也顺着那道视线,看见了自己还搭在对方肩上的手。
“噢!”
短促的一声,他像是被烫到似的抽回手。
行白这才慢悠悠地松开箍在腰际的手,一派心安理得。
那股萦绕在鼻尖的酒香骤然抽离,楚无脚下莫名一软,整个人趴进一旁绵软的床铺里。
被褥深深陷下去,裹住他半边身子。
从背后看,那截腰身陷在蓬松的织物里,显得格外细瘦。
行白垂眸看了一眼,沉默两秒,才缓缓开口。
“我在想……”
他语速不紧不慢,像是在一边说一边理清思路,“如果这里就是第五层,那它应该和其他楼层……一样?”
最后两个字,他说得不太确定,像是在询问楚无。
楚无趴在被褥里,本来还在消化那股残存的晕眩感,听到这话,倏然愣住。
他翻过身,金眸直直盯着天花板上摇晃的吊灯。
灯光晃得他眯起眼睛,思绪却越发清晰。
第五层。
这里是第五层。
如果这里和其他楼层一样,有进有出,那他们刚才进来的那扇门……
“洛斯菲顿,”楚无忽然抬起头,眼底闪过锐光,“后面好像跟了上来?”
行白眼眸微转。
他想起推开门之后,那个奇怪的动静。
身后楼梯间的阴影里,金发碧眼的身影正踱步而上,肩头瑟缩着一只小红雀。
这时,对方即将拐角,即将看见这扇敞开的门。
但下一瞬。
那道身影就像是被什么东西从感知里抹去一样,倏然消失。
“没有,”行白收回思绪,摇了摇头,“他消失了。
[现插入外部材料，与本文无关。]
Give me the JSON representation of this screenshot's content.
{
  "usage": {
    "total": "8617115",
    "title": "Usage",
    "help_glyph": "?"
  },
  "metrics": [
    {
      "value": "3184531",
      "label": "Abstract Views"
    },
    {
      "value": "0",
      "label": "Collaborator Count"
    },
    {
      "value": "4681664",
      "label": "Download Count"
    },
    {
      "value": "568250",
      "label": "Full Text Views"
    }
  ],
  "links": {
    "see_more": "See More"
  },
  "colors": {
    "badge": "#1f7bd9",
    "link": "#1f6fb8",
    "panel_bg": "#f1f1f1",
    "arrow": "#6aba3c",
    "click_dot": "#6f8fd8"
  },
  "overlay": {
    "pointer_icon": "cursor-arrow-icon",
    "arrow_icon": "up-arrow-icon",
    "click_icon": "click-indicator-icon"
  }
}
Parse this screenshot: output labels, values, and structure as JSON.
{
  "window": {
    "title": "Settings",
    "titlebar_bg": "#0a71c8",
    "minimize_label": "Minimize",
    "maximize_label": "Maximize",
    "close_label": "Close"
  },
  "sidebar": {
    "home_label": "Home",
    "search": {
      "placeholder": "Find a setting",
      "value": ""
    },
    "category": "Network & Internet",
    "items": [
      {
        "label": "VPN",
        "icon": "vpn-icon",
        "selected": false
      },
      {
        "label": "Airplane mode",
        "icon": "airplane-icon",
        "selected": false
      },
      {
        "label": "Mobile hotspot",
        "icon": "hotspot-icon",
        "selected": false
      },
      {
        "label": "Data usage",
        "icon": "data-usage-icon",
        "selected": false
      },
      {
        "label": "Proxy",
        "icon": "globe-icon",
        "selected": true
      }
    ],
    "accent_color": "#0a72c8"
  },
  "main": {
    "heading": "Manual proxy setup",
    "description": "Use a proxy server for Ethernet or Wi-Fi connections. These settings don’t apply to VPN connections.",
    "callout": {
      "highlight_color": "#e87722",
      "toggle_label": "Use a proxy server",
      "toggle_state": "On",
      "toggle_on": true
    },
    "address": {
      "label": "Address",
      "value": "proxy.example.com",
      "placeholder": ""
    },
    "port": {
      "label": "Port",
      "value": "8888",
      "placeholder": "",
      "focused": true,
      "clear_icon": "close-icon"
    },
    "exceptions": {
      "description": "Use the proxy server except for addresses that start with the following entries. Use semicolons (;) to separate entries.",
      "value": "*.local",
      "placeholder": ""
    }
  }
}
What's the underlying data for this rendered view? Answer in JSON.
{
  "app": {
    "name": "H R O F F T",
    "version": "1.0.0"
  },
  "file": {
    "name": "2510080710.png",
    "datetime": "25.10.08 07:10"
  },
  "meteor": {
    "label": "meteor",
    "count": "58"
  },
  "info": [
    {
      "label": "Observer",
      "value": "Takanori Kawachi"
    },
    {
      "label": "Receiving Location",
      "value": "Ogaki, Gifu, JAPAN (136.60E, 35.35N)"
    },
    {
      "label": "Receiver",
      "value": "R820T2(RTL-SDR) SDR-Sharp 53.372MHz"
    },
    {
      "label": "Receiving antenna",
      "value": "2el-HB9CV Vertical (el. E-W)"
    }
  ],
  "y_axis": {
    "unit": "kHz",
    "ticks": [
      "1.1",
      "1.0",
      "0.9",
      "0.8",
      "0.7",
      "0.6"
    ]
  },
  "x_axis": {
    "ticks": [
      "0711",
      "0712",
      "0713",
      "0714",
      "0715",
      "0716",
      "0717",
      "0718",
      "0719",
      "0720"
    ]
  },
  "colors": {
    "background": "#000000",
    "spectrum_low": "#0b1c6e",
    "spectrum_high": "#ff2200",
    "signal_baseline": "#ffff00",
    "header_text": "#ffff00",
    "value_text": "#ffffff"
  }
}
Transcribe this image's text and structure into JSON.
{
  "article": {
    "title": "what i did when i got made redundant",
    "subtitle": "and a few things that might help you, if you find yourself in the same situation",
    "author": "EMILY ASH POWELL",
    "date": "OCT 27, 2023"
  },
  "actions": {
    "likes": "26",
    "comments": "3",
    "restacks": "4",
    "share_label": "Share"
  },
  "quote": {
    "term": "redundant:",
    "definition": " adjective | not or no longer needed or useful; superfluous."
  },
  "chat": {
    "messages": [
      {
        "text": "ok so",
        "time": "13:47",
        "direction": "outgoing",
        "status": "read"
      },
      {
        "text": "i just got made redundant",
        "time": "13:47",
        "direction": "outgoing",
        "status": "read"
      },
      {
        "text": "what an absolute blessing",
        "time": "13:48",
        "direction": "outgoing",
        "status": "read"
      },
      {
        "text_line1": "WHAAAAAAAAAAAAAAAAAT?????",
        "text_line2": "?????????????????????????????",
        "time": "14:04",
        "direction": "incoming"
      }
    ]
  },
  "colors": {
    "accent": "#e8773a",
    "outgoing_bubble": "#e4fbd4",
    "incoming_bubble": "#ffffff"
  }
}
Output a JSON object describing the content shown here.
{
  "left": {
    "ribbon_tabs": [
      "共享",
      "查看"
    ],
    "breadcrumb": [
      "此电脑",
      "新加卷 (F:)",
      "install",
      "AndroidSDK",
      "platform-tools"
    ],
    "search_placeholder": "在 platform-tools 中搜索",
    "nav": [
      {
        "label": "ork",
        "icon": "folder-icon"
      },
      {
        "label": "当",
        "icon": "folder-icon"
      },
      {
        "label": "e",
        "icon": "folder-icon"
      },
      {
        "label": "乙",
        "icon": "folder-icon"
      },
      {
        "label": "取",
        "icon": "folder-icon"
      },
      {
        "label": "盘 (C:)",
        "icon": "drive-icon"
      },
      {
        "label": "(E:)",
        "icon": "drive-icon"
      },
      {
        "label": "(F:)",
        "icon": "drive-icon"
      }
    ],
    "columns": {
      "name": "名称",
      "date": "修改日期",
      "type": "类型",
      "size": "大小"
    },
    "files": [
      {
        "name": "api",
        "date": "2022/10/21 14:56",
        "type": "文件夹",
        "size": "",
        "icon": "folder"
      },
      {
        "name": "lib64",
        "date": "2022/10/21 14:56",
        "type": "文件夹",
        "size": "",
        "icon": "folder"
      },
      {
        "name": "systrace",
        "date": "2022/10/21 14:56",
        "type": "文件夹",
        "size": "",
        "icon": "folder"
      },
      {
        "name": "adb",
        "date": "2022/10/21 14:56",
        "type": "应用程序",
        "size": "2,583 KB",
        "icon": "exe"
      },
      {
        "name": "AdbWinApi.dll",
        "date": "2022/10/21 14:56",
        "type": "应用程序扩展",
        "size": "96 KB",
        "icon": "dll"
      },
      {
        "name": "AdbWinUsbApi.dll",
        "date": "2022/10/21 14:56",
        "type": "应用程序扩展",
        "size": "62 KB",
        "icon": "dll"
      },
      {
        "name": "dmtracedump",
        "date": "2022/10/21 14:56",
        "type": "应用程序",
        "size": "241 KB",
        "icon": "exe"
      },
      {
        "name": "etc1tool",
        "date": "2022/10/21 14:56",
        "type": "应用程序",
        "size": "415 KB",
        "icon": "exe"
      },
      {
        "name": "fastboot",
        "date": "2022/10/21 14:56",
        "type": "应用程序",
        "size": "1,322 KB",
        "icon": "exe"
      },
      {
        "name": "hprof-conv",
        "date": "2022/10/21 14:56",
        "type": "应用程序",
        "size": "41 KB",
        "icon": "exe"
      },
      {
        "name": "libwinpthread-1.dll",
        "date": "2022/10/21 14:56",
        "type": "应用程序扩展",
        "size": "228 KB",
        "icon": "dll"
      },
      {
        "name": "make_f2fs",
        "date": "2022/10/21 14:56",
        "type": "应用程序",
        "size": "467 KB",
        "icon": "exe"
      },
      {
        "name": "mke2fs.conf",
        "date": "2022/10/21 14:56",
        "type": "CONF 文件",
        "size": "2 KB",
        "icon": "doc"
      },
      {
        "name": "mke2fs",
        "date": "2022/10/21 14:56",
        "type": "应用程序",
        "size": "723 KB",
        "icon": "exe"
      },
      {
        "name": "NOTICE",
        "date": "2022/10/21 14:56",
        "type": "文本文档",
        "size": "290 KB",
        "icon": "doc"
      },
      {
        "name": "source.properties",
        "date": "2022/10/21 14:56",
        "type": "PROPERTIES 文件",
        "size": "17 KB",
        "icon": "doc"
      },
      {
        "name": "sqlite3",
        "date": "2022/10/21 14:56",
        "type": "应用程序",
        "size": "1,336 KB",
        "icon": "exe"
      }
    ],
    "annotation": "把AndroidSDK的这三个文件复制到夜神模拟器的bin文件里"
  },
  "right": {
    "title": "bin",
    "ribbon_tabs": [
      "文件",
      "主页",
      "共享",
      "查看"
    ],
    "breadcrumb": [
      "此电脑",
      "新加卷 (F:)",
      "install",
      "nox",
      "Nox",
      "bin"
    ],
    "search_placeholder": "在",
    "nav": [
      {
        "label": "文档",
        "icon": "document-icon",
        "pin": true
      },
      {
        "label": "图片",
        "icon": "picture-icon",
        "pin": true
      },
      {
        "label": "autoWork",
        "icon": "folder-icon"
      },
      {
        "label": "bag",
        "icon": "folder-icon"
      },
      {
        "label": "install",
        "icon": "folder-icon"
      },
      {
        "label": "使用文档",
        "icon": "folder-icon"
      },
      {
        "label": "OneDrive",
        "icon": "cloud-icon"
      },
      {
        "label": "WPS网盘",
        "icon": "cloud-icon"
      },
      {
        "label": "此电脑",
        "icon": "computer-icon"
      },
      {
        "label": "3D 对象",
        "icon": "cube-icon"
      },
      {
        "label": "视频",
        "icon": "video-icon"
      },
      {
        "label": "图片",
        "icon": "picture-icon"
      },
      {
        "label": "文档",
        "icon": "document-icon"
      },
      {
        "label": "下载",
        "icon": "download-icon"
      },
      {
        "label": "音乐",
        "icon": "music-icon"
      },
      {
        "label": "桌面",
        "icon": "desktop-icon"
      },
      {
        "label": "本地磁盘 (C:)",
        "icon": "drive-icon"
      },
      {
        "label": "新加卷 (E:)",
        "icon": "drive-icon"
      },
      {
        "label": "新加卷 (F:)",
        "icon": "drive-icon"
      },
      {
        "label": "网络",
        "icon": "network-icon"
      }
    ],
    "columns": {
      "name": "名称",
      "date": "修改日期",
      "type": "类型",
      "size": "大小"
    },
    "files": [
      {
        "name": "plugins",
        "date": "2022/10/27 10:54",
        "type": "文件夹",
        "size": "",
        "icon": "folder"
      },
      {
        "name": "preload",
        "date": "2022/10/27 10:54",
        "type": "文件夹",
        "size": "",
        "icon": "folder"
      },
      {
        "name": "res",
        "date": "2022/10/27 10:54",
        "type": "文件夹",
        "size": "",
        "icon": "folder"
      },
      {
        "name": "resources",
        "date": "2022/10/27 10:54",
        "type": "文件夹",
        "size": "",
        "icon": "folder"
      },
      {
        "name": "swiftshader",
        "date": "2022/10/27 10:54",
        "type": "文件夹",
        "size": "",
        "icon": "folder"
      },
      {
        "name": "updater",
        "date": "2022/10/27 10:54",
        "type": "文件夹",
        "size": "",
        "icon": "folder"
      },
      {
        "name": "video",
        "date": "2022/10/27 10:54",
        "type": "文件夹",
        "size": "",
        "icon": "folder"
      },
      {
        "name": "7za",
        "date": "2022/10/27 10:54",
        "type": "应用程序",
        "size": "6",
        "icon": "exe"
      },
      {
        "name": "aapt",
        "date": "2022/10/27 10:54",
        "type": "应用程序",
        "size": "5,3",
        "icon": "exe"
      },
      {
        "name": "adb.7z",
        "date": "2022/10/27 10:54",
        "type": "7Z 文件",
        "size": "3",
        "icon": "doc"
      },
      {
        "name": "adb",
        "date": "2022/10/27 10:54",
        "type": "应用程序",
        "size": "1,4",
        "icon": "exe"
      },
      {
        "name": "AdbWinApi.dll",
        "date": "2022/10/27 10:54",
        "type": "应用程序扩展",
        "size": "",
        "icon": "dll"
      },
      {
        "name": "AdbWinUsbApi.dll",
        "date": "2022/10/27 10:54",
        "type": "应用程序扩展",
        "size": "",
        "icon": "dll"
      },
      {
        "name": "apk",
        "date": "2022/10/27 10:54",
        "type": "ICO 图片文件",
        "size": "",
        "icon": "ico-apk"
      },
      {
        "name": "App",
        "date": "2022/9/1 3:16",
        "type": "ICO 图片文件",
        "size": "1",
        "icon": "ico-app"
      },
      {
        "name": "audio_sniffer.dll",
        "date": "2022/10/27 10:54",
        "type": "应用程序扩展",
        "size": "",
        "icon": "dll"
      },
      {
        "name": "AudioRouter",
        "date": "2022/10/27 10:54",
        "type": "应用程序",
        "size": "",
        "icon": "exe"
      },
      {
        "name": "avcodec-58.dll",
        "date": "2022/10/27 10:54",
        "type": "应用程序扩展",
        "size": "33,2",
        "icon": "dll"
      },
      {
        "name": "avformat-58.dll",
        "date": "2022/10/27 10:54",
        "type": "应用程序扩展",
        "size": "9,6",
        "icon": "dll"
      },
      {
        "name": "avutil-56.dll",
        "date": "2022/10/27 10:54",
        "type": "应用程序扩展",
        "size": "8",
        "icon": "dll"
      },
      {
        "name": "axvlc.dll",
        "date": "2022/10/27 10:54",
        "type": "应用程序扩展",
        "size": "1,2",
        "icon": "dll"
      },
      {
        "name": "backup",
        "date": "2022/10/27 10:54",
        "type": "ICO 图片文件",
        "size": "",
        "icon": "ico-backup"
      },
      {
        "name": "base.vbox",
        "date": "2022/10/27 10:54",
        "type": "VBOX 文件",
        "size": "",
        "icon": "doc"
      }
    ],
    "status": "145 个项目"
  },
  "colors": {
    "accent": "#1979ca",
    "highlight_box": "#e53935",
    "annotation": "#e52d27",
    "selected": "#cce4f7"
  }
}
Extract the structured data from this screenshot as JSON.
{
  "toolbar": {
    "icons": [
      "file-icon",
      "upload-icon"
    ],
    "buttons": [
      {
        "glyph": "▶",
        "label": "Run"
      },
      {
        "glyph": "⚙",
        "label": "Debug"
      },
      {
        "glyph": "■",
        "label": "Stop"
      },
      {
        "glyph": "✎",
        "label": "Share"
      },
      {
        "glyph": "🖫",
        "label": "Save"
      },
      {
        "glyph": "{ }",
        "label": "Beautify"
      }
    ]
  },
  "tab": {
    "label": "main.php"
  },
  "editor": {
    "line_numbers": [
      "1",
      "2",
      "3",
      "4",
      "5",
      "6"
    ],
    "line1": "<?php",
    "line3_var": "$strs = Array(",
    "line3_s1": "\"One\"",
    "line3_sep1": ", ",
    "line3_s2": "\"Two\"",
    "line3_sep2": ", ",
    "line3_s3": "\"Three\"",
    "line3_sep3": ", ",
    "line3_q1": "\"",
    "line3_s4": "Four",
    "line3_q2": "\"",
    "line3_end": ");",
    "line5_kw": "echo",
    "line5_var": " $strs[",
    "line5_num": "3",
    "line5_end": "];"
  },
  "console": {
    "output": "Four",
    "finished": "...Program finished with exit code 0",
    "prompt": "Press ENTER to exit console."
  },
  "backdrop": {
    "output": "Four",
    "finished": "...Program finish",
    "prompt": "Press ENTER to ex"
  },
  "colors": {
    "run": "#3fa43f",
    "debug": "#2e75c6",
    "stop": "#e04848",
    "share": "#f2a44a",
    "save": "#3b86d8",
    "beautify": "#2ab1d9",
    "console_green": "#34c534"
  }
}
”
听到回答,楚无重新躺回去,盯着晃动的灯影。
不对劲。
那个金发碧眼的王国继承人,明明跟了他们一路,明明就在身后不远,却完全没有跟上来,没有和他们一样发现这扇门。
为什么?
楚无攥紧被角,思绪在脑海里飞速转动。
洛斯菲顿是通过正常途径进入淘汰空间的。
他并没有听从自己给予他的建议,反而跟着自己往上爬。
按理说,他从第四层往上的路径,应该会直接通往这里,通往第五层。
可他并没有进入这里。
他消失了。
他和我们之间的区别在哪?
楚无忽然想到什么,撑着手肘坐起来。
动作太猛,眼前一阵发黑。
“等等。”他指尖按住太阳穴,声音带上几分急促,“洛斯菲顿从第四层往上爬,会经过……”
“按顺序,自然是第五层。”
行白接过话头,琥珀色的眸子里浮起深思。
“但他没进来。”楚无语速加快,“他和我们的区别,就是进入淘汰空间的方式。”
行白没说话,静静等待着下文。
楚无的思路却已经清晰起来。
“按正常来讲,他应该会从第四层往上爬到第五层,但是他没有。”他深吸一口气,“也就是说,他是直接从第四层,越过第五层,来到第六层。”
楚无说到这里,话音微顿,抬眸看向行白:
“第五层对他来说……是不存在的。”
“而我们进来了。”行白唇角轻勾,笑意淡淡,“因为我们使用了技能卡。”
“【白鸽的赐福】。”楚无点头,目光灼灼,“它不止能进,还能出。”
两人视线在空中交汇,无声的默契在沉默中流淌。
行白微微倾身,醇冽的嗓音低沉:
“会长,我们想到一块儿去了。”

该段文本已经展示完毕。